The approach of the courts has been consistent. The Resale Exemption will only apply in circumstances where franchisors remain “passive participants” in any grant or transfer transaction whereby an existing franchisee conveys the franchise business to a new franchisee. The plain example is where a franchisor does nothing more than provide its approval for the transaction. Particularly where a franchisor imposes additional requirements of the prospective franchisee, the franchisor is clearly no longer passive. Franchisors should tread very carefully when considering a reliance on the Resale Exemption. 
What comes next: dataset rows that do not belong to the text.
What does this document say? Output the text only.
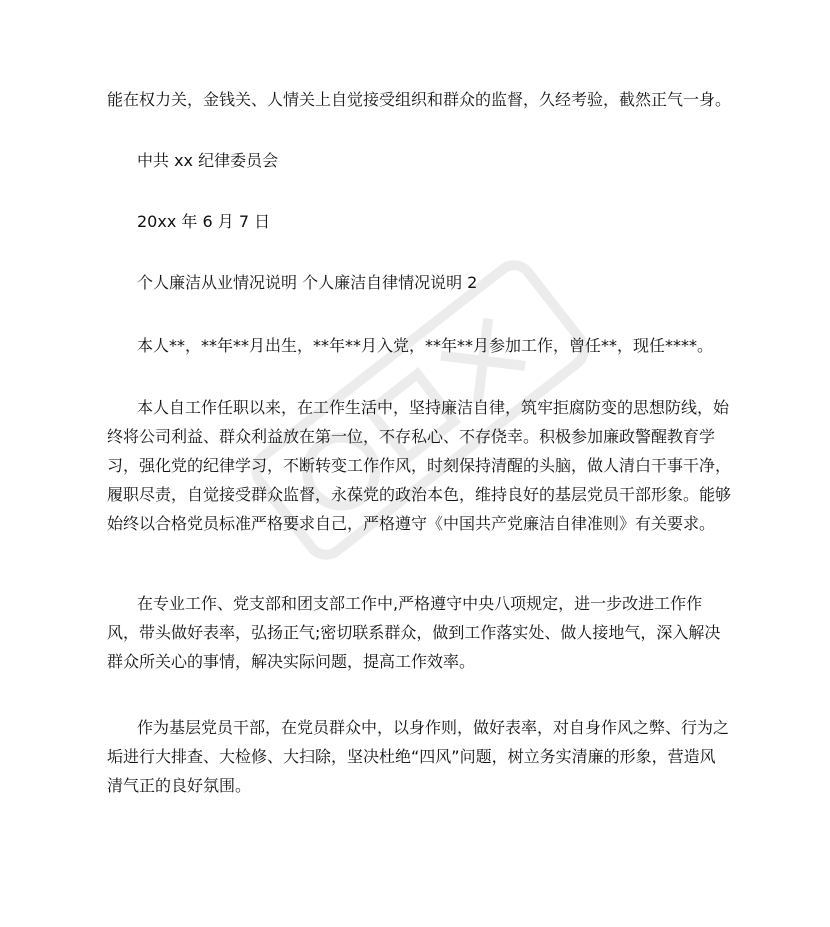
能在权力关，金钱关、人情关上自觉接受组织和群众的监督，久经考验，截然正气一身。
中共 xx 纪律委员会
20xx 年 6 月 7 日
个人廉洁从业情况说明 个人廉洁自律情况说明 2
本人**，**年**月出生，**年**月入党，**年**月参加工作，曾任**，现任****。
本人自工作任职以来，在工作生活中，坚持廉洁自律，筑牢拒腐防变的思想防线，始
终将公司利益、群众利益放在第一位，不存私心、不存侥幸。积极参加廉政警醒教育学
习，强化党的纪律学习，不断转变工作作风，时刻保持清醒的头脑，做人清白干事干净，
履职尽责，自觉接受群众监督，永葆党的政治本色，维持良好的基层党员干部形象。能够
始终以合格党员标准严格要求自己，严格遵守《中国共产党廉洁自律准则》有关要求。
在专业工作、党支部和团支部工作中,严格遵守中央八项规定，进一步改进工作作
风，带头做好表率，弘扬正气;密切联系群众，做到工作落实处、做人接地气，深入解决
群众所关心的事情，解决实际问题，提高工作效率。
作为基层党员干部，在党员群众中，以身作则，做好表率，对自身作风之弊、行为之
垢进行大排查、大检修、大扫除，坚决杜绝“四风”问题，树立务实清廉的形象，营造风
清气正的良好氛围。
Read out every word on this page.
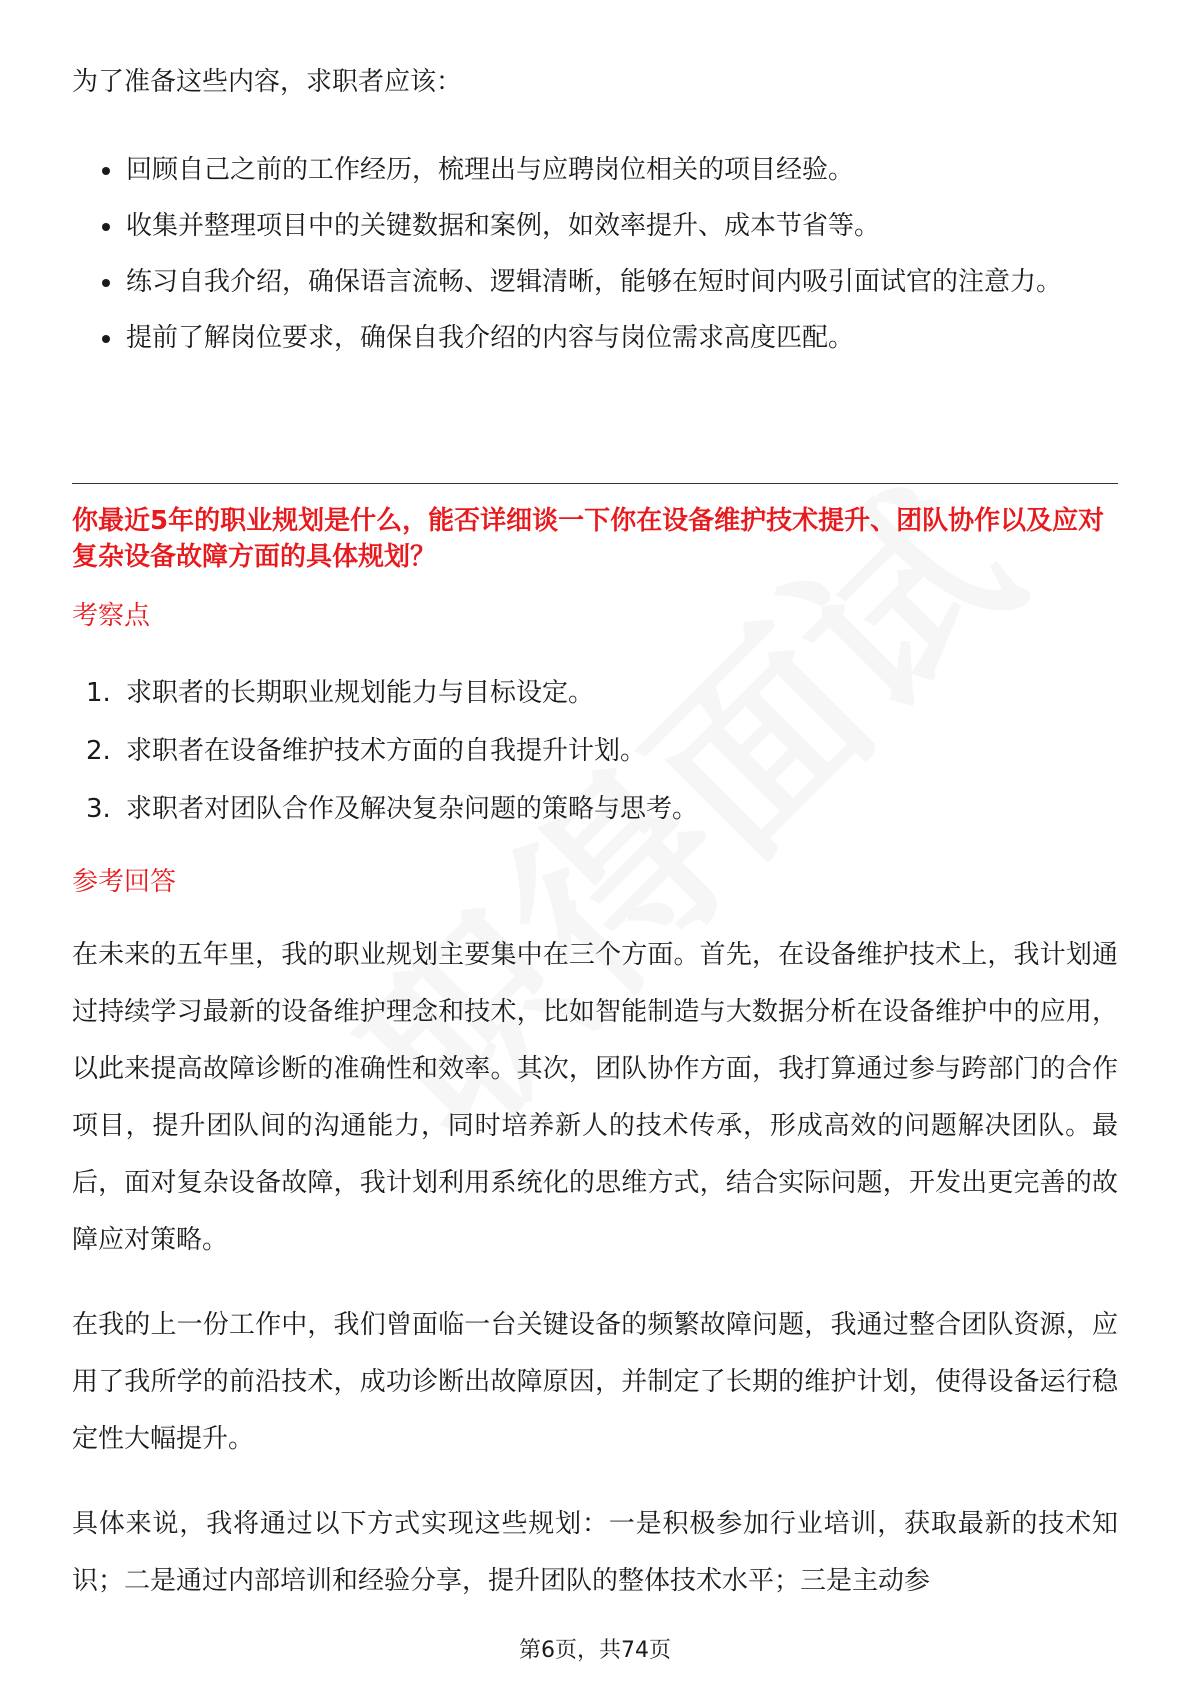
为了准备这些内容，求职者应该：

回顾自己之前的工作经历，梳理出与应聘岗位相关的项目经验。
收集并整理项目中的关键数据和案例，如效率提升、成本节省等。
练习自我介绍，确保语言流畅、逻辑清晰，能够在短时间内吸引面试官的注意力。
提前了解岗位要求，确保自我介绍的内容与岗位需求高度匹配。
你最近5年的职业规划是什么，能否详细谈一下你在设备维护技术提升、团队协作以及应对复杂设备故障方面的具体规划？
考察点
1. 求职者的长期职业规划能力与目标设定。
2. 求职者在设备维护技术方面的自我提升计划。
3. 求职者对团队合作及解决复杂问题的策略与思考。
参考回答

在未来的五年里，我的职业规划主要集中在三个方面。首先，在设备维护技术上，我计划通过持续学习最新的设备维护理念和技术，比如智能制造与大数据分析在设备维护中的应用，以此来提高故障诊断的准确性和效率。其次，团队协作方面，我打算通过参与跨部门的合作项目，提升团队间的沟通能力，同时培养新人的技术传承，形成高效的问题解决团队。最后，面对复杂设备故障，我计划利用系统化的思维方式，结合实际问题，开发出更完善的故障应对策略。

在我的上一份工作中，我们曾面临一台关键设备的频繁故障问题，我通过整合团队资源，应用了我所学的前沿技术，成功诊断出故障原因，并制定了长期的维护计划，使得设备运行稳定性大幅提升。

具体来说，我将通过以下方式实现这些规划：一是积极参加行业培训，获取最新的技术知识；二是通过内部培训和经验分享，提升团队的整体技术水平；三是主动参

第6页，共74页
Alberta Changes its Laws on Guarantees 

With the coming into force of Alberta’s Notaries and Commissioners Act (Alberta), effective April 30th, 2015, theGuarantees Acknowledgement Act (Alberta) is amended in several ways important to franchisees and franchisors. The amendments provide, inter alia, that any guarantee from an individual not obtained in compliance with the following rules is unenforceable:

  1. each individual that provides a guarantee must appear before an active practicing lawyer and sign a certificate in a prescribed form in the presence of such lawyer acknowledging that such person has signed the guarantee. Signing in front of a student-at-law or notary public is no longer sufficient; and
  2. the lawyer must be satisfied and certify that the individual guarantor is aware of, and understands, the contents of the guarantee.

The Notaries and Commissioners Act (Alberta) also removes the limitation on the fees to be provided for such services, which was previously capped at $5.00.

These amendments are relevant to franchisors and franchisees as franchise agreements often require the principal of a corporation, where the franchisee is a corporation, to personally guarantee the corporate franchisee’s obligations under the franchise agreement. Franchisors should update any existing acknowledgement certificate they use in respect of guarantees from individuals and make any corresponding amendments to their franchise disclosure document.